Vanessa Lowe
Eep
(The Mighty Prawn)
Buy it from Insound
Vanessa Lowe typifies the Bay Area of California: she has a doctorate in clinical psychology, she’s trying to be edgy somewhere between urban hipster and new age, and she seldom rhymes. She is, in short, the female version of the scruffy guy that plays ‘kinda folk-ish’ songs at open mic night. She describes her latest album, rather generously, as ‘acoustic experi-pop’. One of these words is off the mark, for there’s no experimentation in Eep. In reality, the single greatest deficiency of Lowe’s music is the complete lack of anything approaching originality.

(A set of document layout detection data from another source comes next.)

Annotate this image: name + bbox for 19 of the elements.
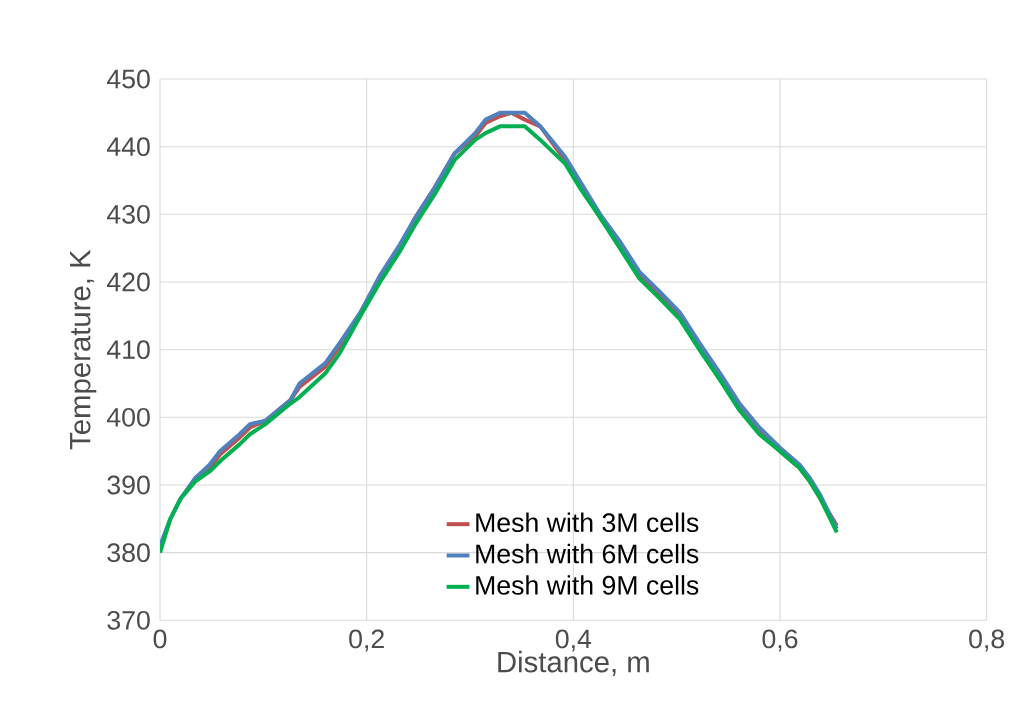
x-tick-label: 0,8 [969,629,1005,652]
x-tick-label: 0,4 [555,629,592,652]
y-tick-label: 370 [107,610,150,630]
legend-label: Mesh with 6M cells [476,543,699,564]
y-tick-label: 400 [106,407,150,427]
y-tick-label: 440 [106,137,150,157]
y-tick-label: 390 [107,475,150,495]
y-tick-label: 420 [106,272,150,292]
y-axis-title: Temperature, K [70,249,97,450]
y-tick-label: 450 [106,69,150,89]
x-tick-label: 0 [153,629,167,649]
legend-label: Mesh with 9M cells [476,575,699,595]
y-tick-label: 380 [107,543,150,563]
x-tick-label: 0,6 [762,629,798,652]
x-tick-label: 0,2 [349,629,384,652]
y-tick-label: 430 [106,204,150,224]
y-tick-label: 410 [106,340,150,360]
x-axis-title: Distance, m [498,650,649,676]
legend-label: Mesh with 3M cells [476,512,699,533]
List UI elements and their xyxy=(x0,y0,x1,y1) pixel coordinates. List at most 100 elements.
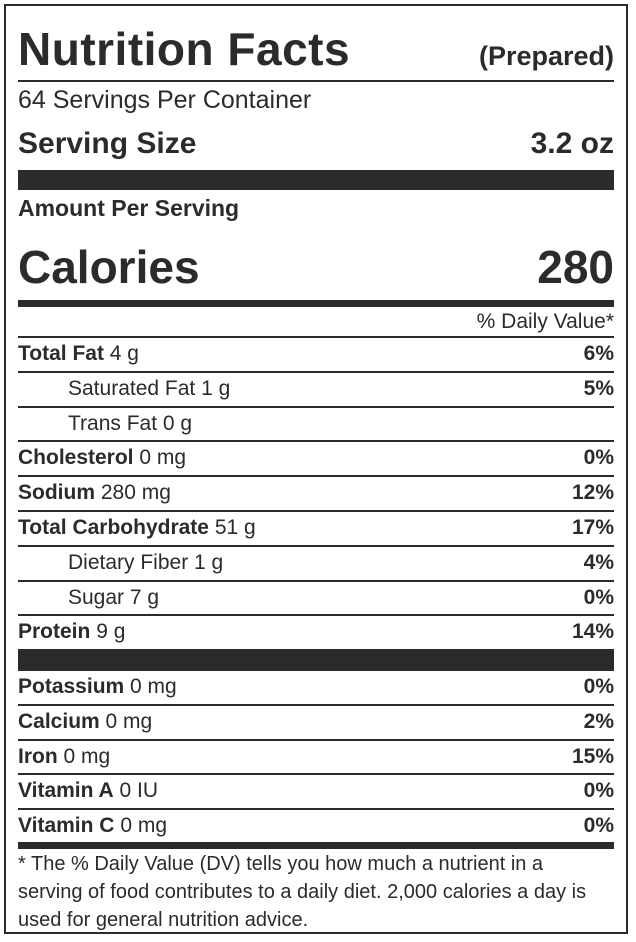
daily-value-percent: 17% xyxy=(571,516,614,539)
nutrient-name-amount: Vitamin C 0 mg xyxy=(18,814,167,838)
nutrient-name: Protein xyxy=(18,620,91,644)
daily-value-percent: 0% xyxy=(583,446,614,470)
nutrient-name-amount: Dietary Fiber 1 g xyxy=(18,551,223,575)
daily-value-percent: 5% xyxy=(583,376,614,400)
nutrient-name-amount: Sodium 280 mg xyxy=(18,481,171,505)
nutrient-row: Sugar 7 g 0% xyxy=(18,581,614,615)
nutrient-amount: 0 mg xyxy=(130,675,177,698)
nutrient-row: Cholesterol 0 mg 0% xyxy=(18,441,614,475)
nutrient-row: Sodium 280 mg 12% xyxy=(18,476,614,510)
nutrient-amount: 9 g xyxy=(96,620,126,644)
daily-value-percent: 0% xyxy=(583,779,614,803)
daily-value-percent: 14% xyxy=(571,620,614,644)
row-divider xyxy=(18,544,614,547)
nutrient-name-amount: Calcium 0 mg xyxy=(18,710,152,734)
medium-divider xyxy=(18,300,614,307)
nutrient-name-amount: Potassium 0 mg xyxy=(18,675,177,699)
nutrient-amount: 7 g xyxy=(129,585,160,609)
nutrient-name: Trans Fat xyxy=(68,411,158,435)
calories-row: Calories 280 xyxy=(18,234,614,300)
nutrient-amount: 0 mg xyxy=(139,446,187,470)
nutrient-amount: 280 mg xyxy=(100,481,171,505)
nutrient-name-amount: Saturated Fat 1 g xyxy=(18,377,230,401)
nutrient-name-amount: Protein 9 g xyxy=(18,620,125,644)
nutrient-row: Trans Fat 0 g xyxy=(18,407,614,441)
nutrient-name-amount: Total Carbohydrate 51 g xyxy=(18,516,256,540)
nutrient-name: Vitamin A xyxy=(18,779,114,803)
nutrient-row: Potassium 0 mg 0% xyxy=(18,670,614,704)
nutrient-row: Vitamin C 0 mg 0% xyxy=(18,809,614,843)
label-subtitle: (Prepared) xyxy=(478,41,614,71)
nutrient-amount: 0 IU xyxy=(119,779,159,803)
nutrient-row: Iron 0 mg 15% xyxy=(18,740,614,774)
nutrient-row: Vitamin A 0 IU 0% xyxy=(18,774,614,808)
nutrient-name: Saturated Fat xyxy=(68,376,196,400)
nutrient-name-amount: Cholesterol 0 mg xyxy=(18,446,186,470)
nutrient-name: Calcium xyxy=(18,709,100,733)
nutrient-amount: 0 mg xyxy=(120,814,167,838)
calories-value: 280 xyxy=(537,241,614,293)
row-divider xyxy=(18,614,614,617)
thick-divider xyxy=(18,649,614,669)
row-divider xyxy=(18,808,614,811)
nutrient-name: Cholesterol xyxy=(18,446,134,470)
nutrient-amount: 1 g xyxy=(201,376,231,400)
nutrient-name: Sodium xyxy=(18,481,95,505)
daily-value-percent: 2% xyxy=(583,709,614,733)
daily-value-percent: 0% xyxy=(583,585,614,609)
daily-value-header: % Daily Value* xyxy=(476,310,614,333)
nutrient-name: Iron xyxy=(18,744,58,768)
nutrient-name-amount: Trans Fat 0 g xyxy=(18,412,192,436)
label-content: Nutrition Facts (Prepared) 64 Servings P… xyxy=(18,6,614,932)
row-divider xyxy=(18,440,614,443)
medium-divider xyxy=(18,842,614,849)
row-divider xyxy=(18,579,614,582)
nutrient-row: Saturated Fat 1 g 5% xyxy=(18,372,614,406)
daily-value-percent: 4% xyxy=(583,550,614,574)
nutrient-name-amount: Iron 0 mg xyxy=(18,745,110,769)
row-divider xyxy=(18,738,614,741)
serving-size-label: Serving Size xyxy=(18,127,197,160)
row-divider xyxy=(18,405,614,408)
nutrient-name: Sugar xyxy=(68,585,125,609)
row-divider xyxy=(18,370,614,373)
footnote: * The % Daily Value (DV) tells you how m… xyxy=(18,853,587,931)
nutrient-name: Vitamin C xyxy=(18,814,115,838)
nutrient-amount: 4 g xyxy=(109,342,139,365)
nutrient-row: Total Carbohydrate 51 g 17% xyxy=(18,511,614,545)
nutrient-amount: 0 mg xyxy=(105,709,153,733)
divider xyxy=(18,80,614,82)
row-divider xyxy=(18,669,614,671)
row-divider xyxy=(18,773,614,776)
daily-value-percent: 12% xyxy=(571,481,614,505)
serving-size-row: Serving Size 3.2 oz xyxy=(18,122,614,166)
nutrient-row: Total Fat 4 g 6% xyxy=(18,337,614,371)
nutrient-amount: 51 g xyxy=(214,516,256,539)
nutrition-facts-label: Nutrition Facts (Prepared) 64 Servings P… xyxy=(4,4,628,934)
serving-size-value: 3.2 oz xyxy=(530,127,614,160)
nutrient-name-amount: Total Fat 4 g xyxy=(18,342,139,366)
row-divider xyxy=(18,475,614,478)
servings-per-container: 64 Servings Per Container xyxy=(18,86,312,114)
row-divider xyxy=(18,510,614,512)
label-title: Nutrition Facts xyxy=(18,23,351,75)
thick-divider xyxy=(18,170,614,190)
nutrient-name-amount: Sugar 7 g xyxy=(18,586,159,610)
title-row: Nutrition Facts (Prepared) xyxy=(18,18,614,80)
amount-per-serving: Amount Per Serving xyxy=(18,195,240,221)
nutrient-name: Potassium xyxy=(18,675,125,698)
nutrient-amount: 1 g xyxy=(194,550,224,574)
nutrient-amount: 0 g xyxy=(162,411,193,435)
daily-value-percent: 0% xyxy=(583,675,614,698)
daily-value-percent: 0% xyxy=(583,814,614,838)
nutrient-row: Protein 9 g 14% xyxy=(18,615,614,649)
calories-label: Calories xyxy=(18,241,200,293)
nutrient-name: Dietary Fiber xyxy=(68,550,189,574)
daily-value-percent: 6% xyxy=(583,342,614,365)
nutrient-amount: 0 mg xyxy=(63,744,111,768)
nutrient-name: Total Fat xyxy=(18,342,104,365)
nutrient-name: Total Carbohydrate xyxy=(18,516,209,539)
daily-value-percent: 15% xyxy=(571,744,614,768)
row-divider xyxy=(18,336,614,338)
row-divider xyxy=(18,703,614,706)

Eep follows a strict template of acoustic guitar folk-rock in which the sound of fingers sliding up and down the metal strings is very prominent. Her vocals and guitar are backed up by drums, bass, and a selection of what she apparently considers novelty instruments but aren’t really that quaint: handclaps, a supremely grating melodica, some hand drums or a recorder. Lowe is musically competent enough; it’s not to say that she’s posturing or incompetent. But the album is devoid of any artistic expression and not a single track even comes close to emotional significance. Lowe even tries her hand at a feeble Imogen Heap circa i Megaphone imitation on the album closer, Waterfall, but with none of Heap’s anger, prowess or variation: laid back and monotonous.
The lyrics, perhaps, best reveal the album’s shortcomings. The album opens with lines that try for insightful social criticism but just retread the same path as every other street-corner singer-songwriter. "It’s time to go back down to the factory / and churn all the shit out the smokestacks / ‘til there’s only one great big cloud of misery / hovering over us and blocking the sun", Lowe sings on Up Up Above. When not attempting witty sociopolitical repartee, Lowe hands out chapbooks of bad high school poetry: "Write me down on a piece of cloth, hold me up and let me slip away" (Listen Closely), or "I want to go outside where the cold wind howls and howl along with it" (Vertigo). Worst of all, though, is when Lowe, emulating great lyricists, throws up an attempt at obtuseness and symbolism that falls far short (somewhere, for the record, between Engrish and bad alliteration)—"When I creep out I’m not trying to creep you out", from Bug, or her musings on the album itself: "mole-songs digging little holes in the backyard".
The word ‘template’ sums up just about all of Eep: it is sunny, vacuous, and completely unoriginal. Predictability seeps out of every pore and the album lacks any emotional depth. The lyrics are either nonsensical or hackneyed trite, and even the sequencing plays like a Microsoft Word ‘track list’ template, down to the timeworn instrumental track in the middle. I wouldn’t say I hate this album: it’s just insipid and irritating. There is nothing new, nothing original to make it worthwhile, and unoriginality is the one cardinal sin of music that cannot be forgiven.

Comments (2)
angry guy
I've been a fan of Vanessa Lowe's music for years. I did a search to see if she had a new cd and came across this review. I've since listened to the cd, and I can't for the life of me figure out what this guy is on. Lowe's music continues to be interesting, complex, and above all - original.
All I can guess is that her picture on the printed insert reminded him of his ex-girlfriend.